Full disclosure, I am not an employment lawyer and I’m not pretending to be, so you won’t be getting any advice on when you should be taking legal action. There are plenty of places on Google that you can find that information. What I’m going to get into are some signs that you may be at a toxic workplace. Some of these signs may be obvious, and others may not be.
#1 High Turnover Rate
If you work in a department where it feels like there’s a revolving door, that could be a sign of some trouble. Now, there are some places where a high turnover is expected. Lower, minimum wage jobs like the fast-food industry, or car sales are notorious for having high rates of turnover, so this alone doesn’t make it a toxic workplace. Although if you go car shopping like I do, it’s easy to make car buying toxic.
But anyway, in today’s world, it’s understood that employees aren’t going to stay at their job for 40 years like the old days when you would work at a factory for 50 years doing the same thing every day just happy to have a couple dollars to bring home each day, retire, and then die. People are much more likely to move around to different jobs after a few years taking on new opportunities. Ideally though, companies like to keep employees from leaving so they encourage internal movement.
The problem lies when it’s a revolving door and co-workers are leaving after a few months to take jobs at a different company, even if the opportunities are for less pay and downward movement.
Pro Tip: Before accepting a job, look at some of the employees on LinkedIn and see how long they’ve been there.
#2: The Company Makes It Clear They Don’t Care About You
This one may not be as easy as watching the people you work with come and go. It may be a little more subtle. There are a few things you should notice when you start working for a company.
-Are they family oriented?
-Do they want to know about you, what your interests are, and what makes you happy?
-Are they flexible?
If you’re someone who puts your family first, and the company you work for expects you to put in long hours regardless of what your family situation is, you may want to rethink your employment. I’m not saying because you have a kid you should be treated like royalty, but if you’re someone who is dedicated to the company and is asking to leave a little early for your child’s baseball game, your manager shouldn’t act like you’re asking for a lung donation.
Again, I get it, most companies care most about the bottom line, which is obviously important, but the best way to be profitable, is to have employees who actually feel cared about because then….here’s a hint business owners….the employees will actually want to work harder.
#3 Asking for Time Off Is More Difficult Than It Needs to Be
One of the positives of working for a company rather than being your own boss is that you get time off. The problem with a lot of companies is that it’s hard to use that time off. It can be understandable that an employer wants you to coordinate your time off with other employees who are in your department sharing your workload. The trouble comes when they irrationally don’t let you use your days off.

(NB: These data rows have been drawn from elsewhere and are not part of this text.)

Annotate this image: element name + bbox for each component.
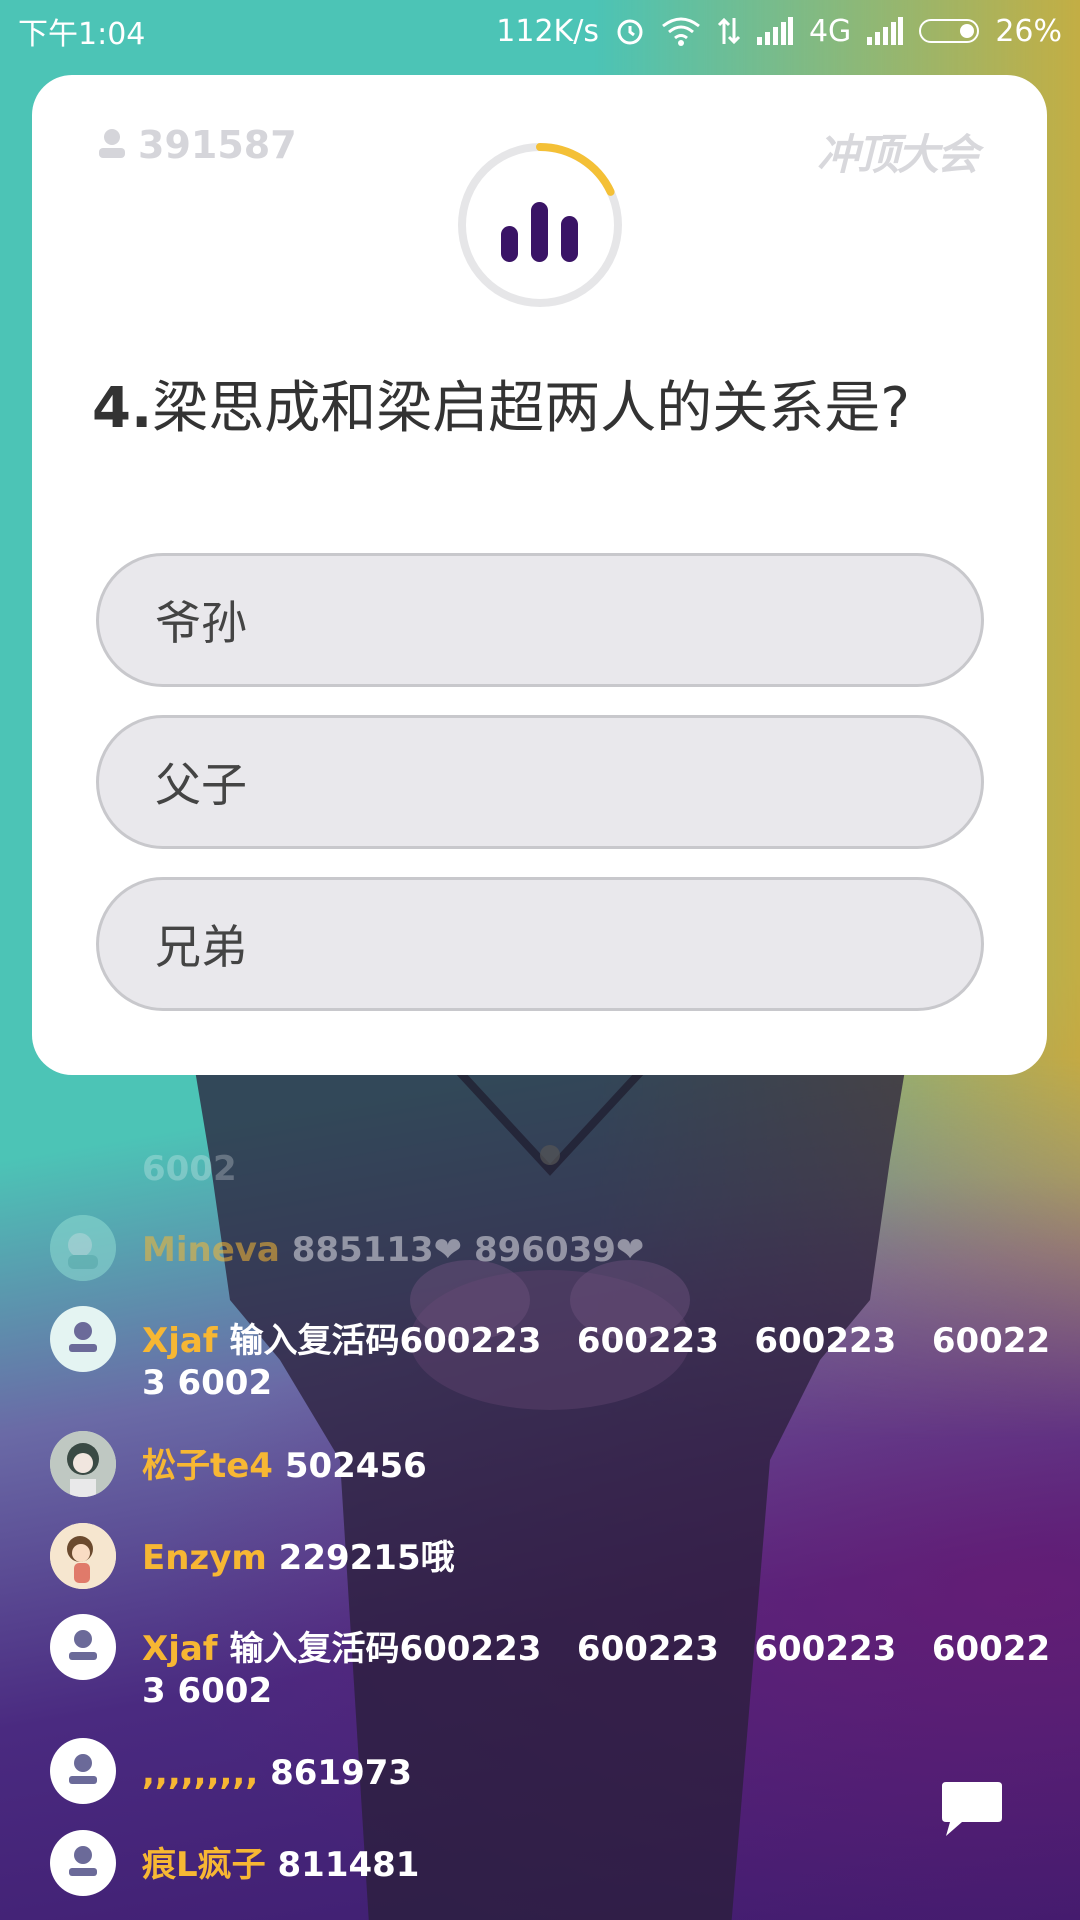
comment-text: 6002	[142, 1149, 237, 1189]
avatar	[50, 1306, 116, 1372]
chat-bubble-icon[interactable]	[940, 1780, 1004, 1838]
avatar	[50, 1614, 116, 1680]
data-transfer-icon	[717, 16, 741, 46]
comment-username: ,,,,,,,,,	[142, 1753, 259, 1793]
avatar	[50, 1830, 116, 1896]
avatar	[50, 1215, 116, 1281]
comment-text: ,,,,,,,,, 861973	[142, 1752, 1072, 1794]
comment-message: 885113❤ 896039❤	[291, 1230, 645, 1270]
battery-level: 26%	[995, 13, 1062, 49]
question-number: 4.	[92, 376, 153, 441]
brand-logo: 冲顶大会	[816, 130, 979, 179]
comment-username: Xjaf	[142, 1629, 218, 1669]
network-type: 4G	[808, 13, 852, 49]
bar-chart-icon	[501, 202, 578, 262]
comment-text: Xjaf 输入复活码600223 600223 600223 600223 60…	[142, 1320, 1072, 1404]
comment-text: Mineva 885113❤ 896039❤	[142, 1229, 1072, 1271]
avatar	[50, 1523, 116, 1589]
battery-icon	[919, 19, 980, 43]
app-screen: 下午1:04 112K/s 4G 26% 391587 冲顶大会 4.梁思成和梁…	[0, 0, 1080, 1920]
avatar	[50, 1431, 116, 1497]
user-icon	[98, 123, 126, 167]
wifi-icon	[661, 16, 701, 46]
signal-2-icon	[867, 17, 904, 45]
answer-option-1[interactable]: 爷孙	[96, 553, 984, 687]
comment-message: 229215哦	[278, 1538, 455, 1578]
comment-text: 痕L疯子 811481	[142, 1844, 1072, 1886]
signal-icon	[756, 17, 793, 45]
alarm-icon	[615, 16, 645, 46]
viewer-count-value: 391587	[138, 123, 297, 167]
comment-message: 输入复活码600223 600223 600223 600223 6002	[142, 1321, 1051, 1403]
viewer-count: 391587	[98, 123, 297, 167]
answer-option-2[interactable]: 父子	[96, 715, 984, 849]
status-icons: 112K/s 4G 26%	[496, 14, 1062, 49]
status-bar: 下午1:04 112K/s 4G 26%	[0, 0, 1080, 62]
comment-username: Mineva	[142, 1230, 280, 1270]
question-body: 梁思成和梁启超两人的关系是?	[152, 376, 910, 441]
comment-message: 输入复活码600223 600223 600223 600223 6002	[142, 1629, 1051, 1711]
comment-message: 861973	[270, 1753, 413, 1793]
comment-username: Xjaf	[142, 1321, 218, 1361]
comment-username: 松子te4	[142, 1446, 273, 1486]
status-time: 下午1:04	[18, 17, 146, 52]
comment-username: Enzym	[142, 1538, 267, 1578]
comment-message: 811481	[277, 1845, 420, 1885]
countdown-timer	[458, 143, 622, 307]
question-card: 391587 冲顶大会 4.梁思成和梁启超两人的关系是? 爷孙 父子 兄弟	[32, 75, 1047, 1075]
answer-option-3[interactable]: 兄弟	[96, 877, 984, 1011]
comment-text: 松子te4 502456	[142, 1445, 1072, 1487]
comment-text: Enzym 229215哦	[142, 1537, 1072, 1579]
net-speed: 112K/s	[496, 13, 599, 49]
avatar	[50, 1738, 116, 1804]
comment-message: 502456	[284, 1446, 427, 1486]
comment-username: 痕L疯子	[142, 1845, 266, 1885]
comment-text: Xjaf 输入复活码600223 600223 600223 600223 60…	[142, 1628, 1072, 1712]
question-text: 4.梁思成和梁启超两人的关系是?	[92, 375, 992, 442]
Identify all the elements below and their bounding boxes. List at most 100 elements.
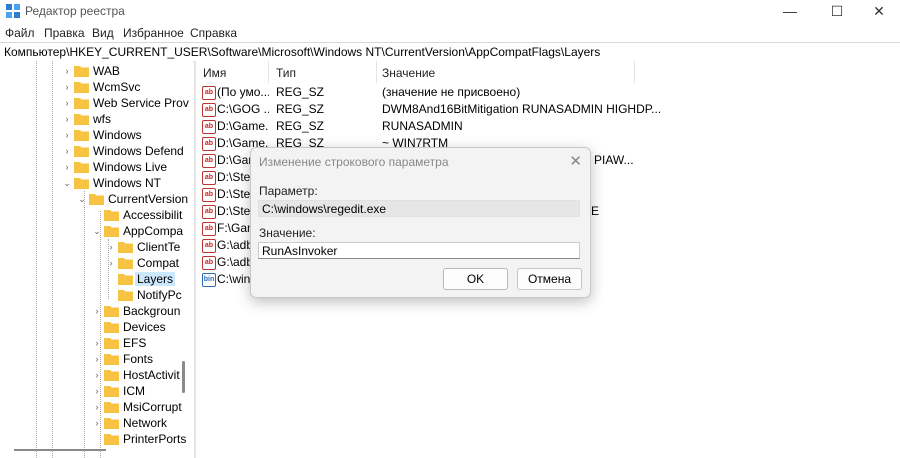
column-divider[interactable] [376, 61, 377, 83]
cell-value: PIAW... [594, 153, 634, 167]
tree-item-label: WAB [93, 64, 120, 78]
cell-type: REG_SZ [276, 119, 325, 133]
ok-button[interactable]: OK [443, 268, 508, 290]
tree-horizontal-scrollbar[interactable] [14, 449, 106, 451]
column-header-value[interactable]: Значение [382, 66, 435, 80]
folder-open-icon [89, 194, 104, 205]
chevron-right-icon[interactable]: › [62, 111, 72, 127]
folder-icon [74, 162, 89, 173]
column-header-name[interactable]: Имя [203, 66, 226, 80]
cancel-button[interactable]: Отмена [517, 268, 582, 290]
column-header-type[interactable]: Тип [276, 66, 296, 80]
tree-item-label: Web Service Prov [93, 96, 189, 110]
chevron-right-icon[interactable]: › [62, 127, 72, 143]
menu-help[interactable]: Справка [190, 26, 237, 40]
folder-icon [104, 354, 119, 365]
chevron-down-icon[interactable]: ⌄ [77, 191, 87, 207]
tree-item-label: Compat [137, 256, 180, 270]
minimize-button[interactable]: — [768, 0, 812, 22]
tree-item-label: AppCompa [123, 224, 184, 238]
tree-item-label: Windows NT [93, 176, 162, 190]
maximize-button[interactable]: ☐ [815, 0, 859, 22]
chevron-down-icon[interactable]: ⌄ [62, 175, 72, 191]
chevron-right-icon[interactable]: › [106, 239, 116, 255]
chevron-right-icon[interactable]: › [62, 95, 72, 111]
folder-icon [118, 258, 133, 269]
window-title: Редактор реестра [25, 4, 125, 18]
cell-name: C:\GOG ... [217, 102, 269, 116]
tree-item-label: WcmSvc [93, 80, 141, 94]
chevron-right-icon[interactable]: › [92, 383, 102, 399]
string-value-icon: ab [202, 171, 216, 185]
tree-item-label: Windows Live [93, 160, 168, 174]
chevron-right-icon[interactable]: › [106, 255, 116, 271]
tree-item-label: CurrentVersion [108, 192, 189, 206]
tree-item-label: PrinterPorts [123, 432, 187, 446]
folder-icon [104, 418, 119, 429]
dialog-close-icon[interactable]: ✕ [569, 152, 582, 170]
list-header: Имя Тип Значение [196, 61, 900, 83]
folder-icon [104, 210, 119, 221]
tree-item-label: Layers [135, 272, 176, 286]
tree-item-label: Fonts [123, 352, 154, 366]
tree-guide [52, 61, 53, 458]
param-label: Параметр: [259, 184, 318, 198]
folder-icon [104, 322, 119, 333]
menu-file[interactable]: Файл [5, 26, 35, 40]
tree-item-label: Accessibilit [123, 208, 183, 222]
value-input[interactable]: RunAsInvoker [258, 242, 580, 259]
string-value-icon: ab [202, 154, 216, 168]
string-value-icon: ab [202, 188, 216, 202]
cell-value: E [591, 204, 600, 218]
chevron-right-icon[interactable]: › [92, 415, 102, 431]
chevron-right-icon[interactable]: › [92, 399, 102, 415]
title-bar: Редактор реестра — ☐ ✕ [0, 0, 900, 22]
chevron-right-icon[interactable]: › [62, 63, 72, 79]
chevron-right-icon[interactable]: › [92, 367, 102, 383]
menu-view[interactable]: Вид [92, 26, 114, 40]
string-value-icon: ab [202, 103, 216, 117]
cell-type: REG_SZ [276, 102, 325, 116]
chevron-right-icon[interactable]: › [92, 303, 102, 319]
folder-icon [104, 338, 119, 349]
tree-item-label: Windows Defend [93, 144, 184, 158]
param-field: C:\windows\regedit.exe [258, 200, 580, 217]
key-tree[interactable]: › WAB › WcmSvc › Web Service Prov › wfs › Win… [0, 61, 193, 458]
menu-edit[interactable]: Правка [44, 26, 85, 40]
chevron-right-icon[interactable]: › [62, 143, 72, 159]
chevron-right-icon[interactable]: › [62, 79, 72, 95]
folder-icon [74, 130, 89, 141]
table-row[interactable]: ab C:\GOG ... REG_SZ DWM8And16BitMitigation… [196, 101, 900, 118]
column-divider[interactable] [634, 61, 635, 83]
table-row[interactable]: ab (По умо... REG_SZ (значение не присвоено… [196, 84, 900, 101]
tree-item-label: Backgroun [123, 304, 181, 318]
address-bar[interactable]: Компьютер\HKEY_CURRENT_USER\Software\Mic… [0, 42, 900, 62]
tree-item-label: wfs [93, 112, 111, 126]
tree-vertical-scrollbar[interactable] [182, 361, 185, 393]
chevron-down-icon[interactable]: ⌄ [92, 223, 102, 239]
chevron-right-icon[interactable]: › [62, 159, 72, 175]
folder-icon [74, 114, 89, 125]
column-divider[interactable] [268, 61, 269, 83]
tree-item-label: Windows [93, 128, 142, 142]
tree-item-label: ICM [123, 384, 145, 398]
string-value-icon: ab [202, 222, 216, 236]
chevron-right-icon[interactable]: › [92, 351, 102, 367]
chevron-right-icon[interactable]: › [92, 335, 102, 351]
table-row[interactable]: abD:\Game... REG_SZ RUNASADMIN [196, 118, 900, 135]
cell-type: REG_SZ [276, 85, 325, 99]
cell-value: (значение не присвоено) [382, 85, 521, 99]
menu-favorites[interactable]: Избранное [123, 26, 184, 40]
folder-icon [104, 370, 119, 381]
close-button[interactable]: ✕ [857, 0, 900, 22]
address-path[interactable]: Компьютер\HKEY_CURRENT_USER\Software\Mic… [4, 45, 600, 59]
tree-item-label: EFS [123, 336, 147, 350]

There are probably some legalities when it comes to using sick days so I’m not going to get too deep into that, but most non-toxic workplaces are more than happy to give you off when you need it. Some even don’t require you to ask for permission unless it’s more than a certain number of days in a row. If you feel as though you’re asking for your manager’s first-born child every time you are asking for some time off, this may be more than just a normal workplace problem.
#4 Being Asked to Do Things Outside of Your Job Description
Now, there’s a difference between doing something if you’re being forced to do it or because you want to. Giving your boss a ride home because you were at a baseball game and you actually want to give them a ride home is one thing, but giving your boss a ride home or else you’ll be fired is a different story.
There are times when you may do something that’s out of your job description because you are trying to get promoted and that is also a different story. In that case, you are willingly taking on new projects to improve your position at the company. But, if you’re manager suddenly decides they want you to work a different shifts than what you agreed to work when you started with the company, you may have a problem on your hands.
There are many other signs that you may be working in a toxic workplace, but these are some of the biggest. Of course, if you are being verbally or even worse physically harassed, you should probably seek some sort of counsel. Other more subtle forms of toxicity like secret groups or bullying may be more difficult to spot out.
If you feel as though any of these may apply to you, your best course of action is always to start looking for other places of employment.